Companies are experiencing growing pressure to bolster their commitment to environmental, social, and governance (ESG) matters. GCs say they are concerned about disclosure risks as well as CEO and employee-driven activism that could come with ESG, according to a new report.
Reuters reports that 75% of the participants in the Rock Center for Corporate Governance survey at Stanford University said they faced this pressure. That pressure, especially from employees, has been to grow ESG efforts in the past several years.
The survey conducted earlier this year drew responses from nearly 70 general counsel and senior legal officers.
What is ESG?
Environmental, social, and governance (ESG) is a set of criteria and standards for a company’s operations. Socially conscious investors use these criteria to screen potential investments:
Environmental criteria considers how a company performs as a steward of nature.
Social criteria looks at the way in which a company manages its relationships. These relationships are with employees, suppliers, customers, and the communities in which it operates.
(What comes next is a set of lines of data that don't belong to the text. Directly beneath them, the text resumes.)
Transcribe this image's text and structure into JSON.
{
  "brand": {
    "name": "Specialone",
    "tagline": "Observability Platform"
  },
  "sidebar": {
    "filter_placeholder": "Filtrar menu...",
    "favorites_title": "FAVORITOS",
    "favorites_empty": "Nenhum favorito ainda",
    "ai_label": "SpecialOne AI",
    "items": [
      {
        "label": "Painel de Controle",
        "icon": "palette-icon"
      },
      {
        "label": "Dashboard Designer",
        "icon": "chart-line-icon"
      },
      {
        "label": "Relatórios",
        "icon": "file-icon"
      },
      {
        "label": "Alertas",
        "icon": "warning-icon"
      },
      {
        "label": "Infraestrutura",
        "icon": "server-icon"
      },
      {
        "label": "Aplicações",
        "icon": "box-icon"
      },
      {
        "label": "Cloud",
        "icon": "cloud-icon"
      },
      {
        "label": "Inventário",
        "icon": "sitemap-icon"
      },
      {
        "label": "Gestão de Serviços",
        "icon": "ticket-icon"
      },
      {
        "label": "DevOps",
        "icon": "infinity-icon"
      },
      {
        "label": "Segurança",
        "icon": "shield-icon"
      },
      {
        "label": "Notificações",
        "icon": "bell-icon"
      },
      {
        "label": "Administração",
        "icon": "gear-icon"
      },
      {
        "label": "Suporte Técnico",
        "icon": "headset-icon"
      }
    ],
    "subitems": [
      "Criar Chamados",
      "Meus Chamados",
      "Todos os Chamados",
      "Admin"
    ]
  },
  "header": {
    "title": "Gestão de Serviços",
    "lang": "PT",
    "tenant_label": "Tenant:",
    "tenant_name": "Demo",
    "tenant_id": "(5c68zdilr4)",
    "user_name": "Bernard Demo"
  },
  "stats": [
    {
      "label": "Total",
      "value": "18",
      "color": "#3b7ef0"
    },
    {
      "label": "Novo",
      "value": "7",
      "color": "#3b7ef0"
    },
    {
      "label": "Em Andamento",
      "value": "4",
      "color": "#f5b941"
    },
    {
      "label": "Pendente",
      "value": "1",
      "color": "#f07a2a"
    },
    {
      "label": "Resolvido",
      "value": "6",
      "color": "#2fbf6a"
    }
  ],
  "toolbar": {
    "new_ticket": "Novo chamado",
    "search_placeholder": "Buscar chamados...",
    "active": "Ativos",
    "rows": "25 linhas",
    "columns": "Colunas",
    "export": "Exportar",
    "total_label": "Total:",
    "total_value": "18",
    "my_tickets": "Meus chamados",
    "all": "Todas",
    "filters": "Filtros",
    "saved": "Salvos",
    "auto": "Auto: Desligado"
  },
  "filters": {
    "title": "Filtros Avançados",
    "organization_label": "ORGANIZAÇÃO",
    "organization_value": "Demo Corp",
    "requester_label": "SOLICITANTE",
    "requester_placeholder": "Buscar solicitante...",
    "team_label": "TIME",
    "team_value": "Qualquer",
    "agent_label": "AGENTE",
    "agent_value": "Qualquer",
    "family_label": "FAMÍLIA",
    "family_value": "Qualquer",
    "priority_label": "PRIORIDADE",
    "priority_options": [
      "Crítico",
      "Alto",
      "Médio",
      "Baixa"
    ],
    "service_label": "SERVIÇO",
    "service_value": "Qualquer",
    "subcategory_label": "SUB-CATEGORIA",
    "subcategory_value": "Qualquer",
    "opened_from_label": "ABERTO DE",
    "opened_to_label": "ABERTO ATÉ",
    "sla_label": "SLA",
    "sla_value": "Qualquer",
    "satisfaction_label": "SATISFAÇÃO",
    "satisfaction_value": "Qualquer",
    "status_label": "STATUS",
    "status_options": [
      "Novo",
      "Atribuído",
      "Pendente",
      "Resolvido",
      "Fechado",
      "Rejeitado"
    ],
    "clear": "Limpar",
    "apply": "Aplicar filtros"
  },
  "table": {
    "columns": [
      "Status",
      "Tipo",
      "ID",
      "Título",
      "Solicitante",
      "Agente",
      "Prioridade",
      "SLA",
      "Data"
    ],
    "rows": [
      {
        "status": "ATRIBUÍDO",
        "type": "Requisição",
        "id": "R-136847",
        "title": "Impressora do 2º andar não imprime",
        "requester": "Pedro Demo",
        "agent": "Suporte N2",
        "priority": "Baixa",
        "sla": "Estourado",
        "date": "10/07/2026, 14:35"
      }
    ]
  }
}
Governance pertains to a company’s leadership, executive pay, audits, internal controls, and shareholder rights.
ESG criteria have become a popular way for investors to evaluate companies in which they might want to invest. They have proved to be a growing priority for corporations. Shareholders and employees (notably younger generations) have asked them to be more active on issues like racial injustice and climate change.
Specifically, positive ESG criteria can include:
Publishing carbon or sustainability reports.
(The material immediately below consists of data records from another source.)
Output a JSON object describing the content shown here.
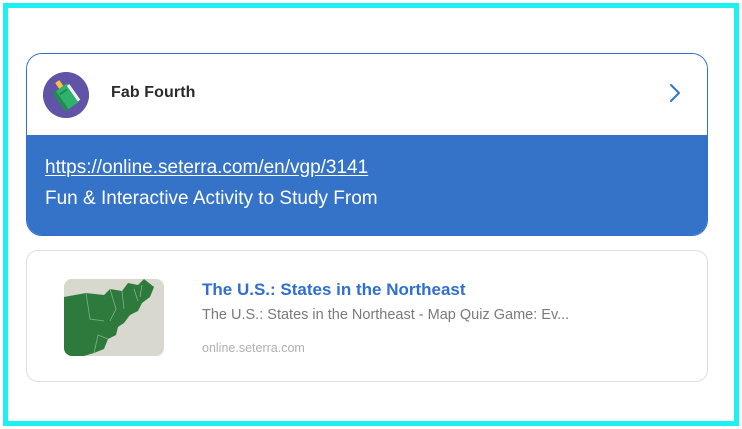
{
  "post": {
    "author": "Fab Fourth",
    "avatar_icon": "book-icon",
    "chevron_icon": "chevron-right-icon",
    "link_url": "https://online.seterra.com/en/vgp/3141",
    "description": "Fun & Interactive Activity to Study From"
  },
  "preview": {
    "title": "The U.S.: States in the Northeast",
    "description": "The U.S.: States in the Northeast - Map Quiz Game: Ev...",
    "domain": "online.seterra.com",
    "thumbnail_icon": "northeast-map-thumbnail"
  },
  "colors": {
    "frame_border": "#1cf0f0",
    "accent_blue": "#3573c9",
    "title_blue": "#2f6fcf",
    "avatar_bg": "#6153a6",
    "map_green": "#2e7a3c"
  }
}
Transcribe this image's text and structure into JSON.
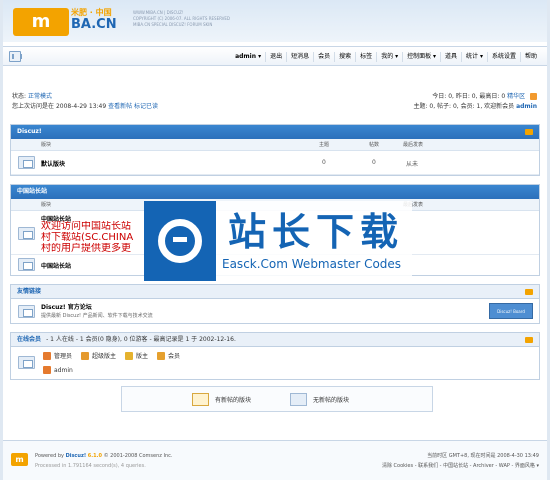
{
  "header": {
    "logo_mark": "m",
    "logo_cn": "米肥 · 中国",
    "logo_en": "BA.CN",
    "copy_lines": [
      "WWW.MIBA.CN | DISCUZ!",
      "COPYRIGHT (C) 2006-07. ALL RIGHTS RESERVED",
      "MIBA.CN SPECIAL DISCUZ! FORUM SKIN"
    ]
  },
  "nav": {
    "items": [
      "admin ▾",
      "退出",
      "短消息",
      "会员",
      "搜索",
      "标签",
      "我的 ▾",
      "控制面板 ▾",
      "道具",
      "统计 ▾",
      "系统设置",
      "帮助"
    ]
  },
  "status": {
    "mode_label": "状态:",
    "mode_value": "正常模式",
    "last_visit_label": "您上次访问是在",
    "last_visit_time": "2008-4-29 13:49",
    "view_new": "查看新帖",
    "mark_read": "标记已读",
    "today_stats": "今日: 0, 昨日: 0, 最高日: 0",
    "hot_link": "精华区",
    "totals": "主题: 0, 帖子: 0, 会员: 1, 欢迎新会员",
    "new_member": "admin"
  },
  "sections": {
    "discuz": {
      "title": "Discuz!",
      "cols": {
        "forum": "版块",
        "threads": "主题",
        "posts": "帖数",
        "last": "最后发表"
      },
      "forums": [
        {
          "name": "默认版块",
          "threads": "0",
          "posts": "0",
          "last": "从未"
        }
      ]
    },
    "china": {
      "title": "中国站长站",
      "cols": {
        "forum": "版块",
        "last": "最后发表"
      },
      "forums": [
        {
          "name": "中国站长站",
          "desc_lines": [
            "欢迎访问中国站长站",
            "村下载站(SC.CHINA",
            "村的用户提供更多更"
          ]
        },
        {
          "name": "中国站长站"
        }
      ]
    },
    "links": {
      "title": "友情链接",
      "item_name": "Discuz! 官方论坛",
      "item_desc": "提供最新 Discuz! 产品新闻、软件下载与技术交流",
      "badge_text": "Discuz! Board"
    },
    "online": {
      "title": "在线会员",
      "summary": "- 1 人在线 - 1 会员(0 隐身), 0 位游客 - 最高记录是 1 于 2002-12-16.",
      "groups": [
        {
          "label": "管理员",
          "color": "#e57a2e"
        },
        {
          "label": "超级版主",
          "color": "#e59a2e"
        },
        {
          "label": "版主",
          "color": "#e5b22e"
        },
        {
          "label": "会员",
          "color": "#e5a02e"
        }
      ],
      "online_user": "admin"
    }
  },
  "legend": {
    "new_posts": "有新帖的版块",
    "no_new_posts": "无新帖的版块"
  },
  "watermark": {
    "title": "站长下载",
    "subtitle": "Easck.Com Webmaster Codes"
  },
  "footer": {
    "powered_prefix": "Powered by",
    "product": "Discuz!",
    "version": "6.1.0",
    "copyright": "© 2001-2008 Comsenz Inc.",
    "processed": "Processed in 1.791164 second(s), 4 queries.",
    "timezone": "当前时区 GMT+8, 现在时间是 2008-4-30 13:49",
    "links": "清除 Cookies - 联系我们 - 中国站长站 - Archiver - WAP - 界面风格 ▾"
  }
}
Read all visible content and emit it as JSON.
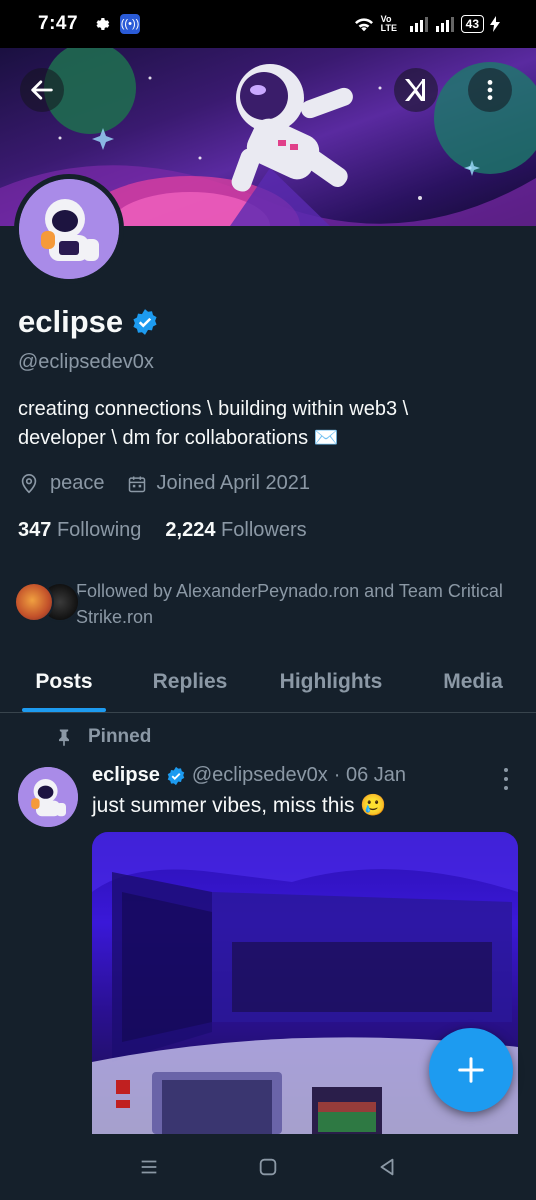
{
  "status_bar": {
    "time": "7:47",
    "network_label": "Vo LTE",
    "battery": "43"
  },
  "profile": {
    "name": "eclipse",
    "handle": "@eclipsedev0x",
    "bio_line1": "creating connections \\ building within web3 \\",
    "bio_line2": "developer \\ dm for collaborations ✉️",
    "location": "peace",
    "joined": "Joined April 2021",
    "following_count": "347",
    "following_label": "Following",
    "followers_count": "2,224",
    "followers_label": "Followers",
    "followed_by": "Followed by AlexanderPeynado.ron and Team Critical Strike.ron"
  },
  "tabs": [
    {
      "label": "Posts",
      "active": true
    },
    {
      "label": "Replies",
      "active": false
    },
    {
      "label": "Highlights",
      "active": false
    },
    {
      "label": "Media",
      "active": false
    }
  ],
  "pinned_post": {
    "pinned_label": "Pinned",
    "author_name": "eclipse",
    "author_handle": "@eclipsedev0x",
    "date": "· 06 Jan",
    "text": "just summer vibes, miss this 🥲"
  },
  "colors": {
    "accent": "#1d9bf0",
    "background": "#15202b",
    "muted": "#8b98a5"
  },
  "icons": {
    "back": "arrow-left-icon",
    "grok": "grok-icon",
    "more": "more-vertical-icon",
    "verified": "verified-badge-icon",
    "location": "location-pin-icon",
    "calendar": "calendar-icon",
    "pin": "pin-icon",
    "compose": "plus-icon"
  }
}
Seeking to lower greenhouse gas emissions.
Limiting harmful pollutants and chemical.
Using renewable energy sources.
Operating an ethical supply chain.
Paying fair wages.
Supporting LGBTQ rights and encourages diversity.
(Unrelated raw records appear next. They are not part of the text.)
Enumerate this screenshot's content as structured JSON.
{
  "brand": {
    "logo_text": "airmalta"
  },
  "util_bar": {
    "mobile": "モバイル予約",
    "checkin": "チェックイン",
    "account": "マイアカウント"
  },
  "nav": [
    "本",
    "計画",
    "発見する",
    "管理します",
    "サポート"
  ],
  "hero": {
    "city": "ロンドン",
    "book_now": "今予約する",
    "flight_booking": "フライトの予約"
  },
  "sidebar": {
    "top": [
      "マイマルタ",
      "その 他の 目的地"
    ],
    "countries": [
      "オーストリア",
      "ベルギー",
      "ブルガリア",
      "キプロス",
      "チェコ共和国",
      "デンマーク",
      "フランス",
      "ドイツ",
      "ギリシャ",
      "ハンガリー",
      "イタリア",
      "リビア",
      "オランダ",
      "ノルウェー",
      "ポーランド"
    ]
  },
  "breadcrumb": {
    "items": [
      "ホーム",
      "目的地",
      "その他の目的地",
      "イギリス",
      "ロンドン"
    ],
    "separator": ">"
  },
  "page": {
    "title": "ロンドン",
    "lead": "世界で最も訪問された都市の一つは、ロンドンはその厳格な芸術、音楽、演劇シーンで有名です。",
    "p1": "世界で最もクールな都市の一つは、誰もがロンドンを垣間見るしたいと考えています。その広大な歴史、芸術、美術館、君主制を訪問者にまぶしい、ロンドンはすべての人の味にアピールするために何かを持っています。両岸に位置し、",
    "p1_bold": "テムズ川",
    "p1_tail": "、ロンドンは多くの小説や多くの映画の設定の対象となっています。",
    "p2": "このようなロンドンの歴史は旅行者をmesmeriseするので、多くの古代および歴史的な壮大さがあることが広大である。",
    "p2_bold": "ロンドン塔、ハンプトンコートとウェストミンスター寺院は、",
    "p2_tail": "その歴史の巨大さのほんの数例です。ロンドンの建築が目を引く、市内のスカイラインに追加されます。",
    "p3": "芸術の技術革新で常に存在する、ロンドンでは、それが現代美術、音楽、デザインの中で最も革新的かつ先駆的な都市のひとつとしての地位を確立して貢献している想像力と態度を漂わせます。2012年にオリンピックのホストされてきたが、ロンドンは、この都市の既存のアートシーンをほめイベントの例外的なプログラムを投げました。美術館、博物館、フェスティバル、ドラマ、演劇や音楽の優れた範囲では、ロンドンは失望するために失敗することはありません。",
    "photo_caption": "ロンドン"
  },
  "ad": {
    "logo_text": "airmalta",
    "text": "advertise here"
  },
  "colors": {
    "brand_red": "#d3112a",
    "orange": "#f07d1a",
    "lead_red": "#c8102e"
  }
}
Implementing policies to protect against sexual misconduct.
Embracing diversity on their board of directors.
Promoting corporate transparency.
Employing a CEO independent of the board chair.
General Counsel Asked to Guide ESG Efforts
GCs and their corporate legal departments are increasingly tasked with guiding these efforts. In the survey, general counsel respondents said their companies are most frequently pressured to increase their financial commitments to the diversity, equity, and inclusion component of ESG. In addition, they said they also face lesser but considerable pressures concerning companies’ social impact, wages paid to lower-level employees, and environmental and sustainability practices.
The report showed that roughly 72% of general counsel either somewhat or significantly believed that ESG investment would improve their companies’ long-term financial performance. Nonetheless, some expressed concerns that disclosing their environmental, diversity, and social impact data would increase legal and regulatory risk.
Just 27% of the respondents said they make Equal Employment Opportunity data they report to the government publicly available on their websites.
GCs were also divided as to whether their CEO should take a vocal stance on issues not directly related to the company’s core business. About 50% believe CEO activism can produce reputational benefits for the organization; however, more than a third said they fear it could result in reputational, legal, or regulatory harm to the company.
Likewise, general counsel seemed divided on how to handle employee activism. Approximately half the respondents said that employee activism was a workplace-related matter of which employers should actively engage with employees. But over a third disagreed.
Despite the trend toward ESG, stakeholder capitalism, and corporate activism, the report concluded that general counsel are cautious about the uncertainty of its long-term impact.
“It is notable that over half of the people who are responsible for balancing the risk and reward of corporate actions advocate dialing back some of these efforts and recommitting to the central strategic and profit-making purpose,” it said.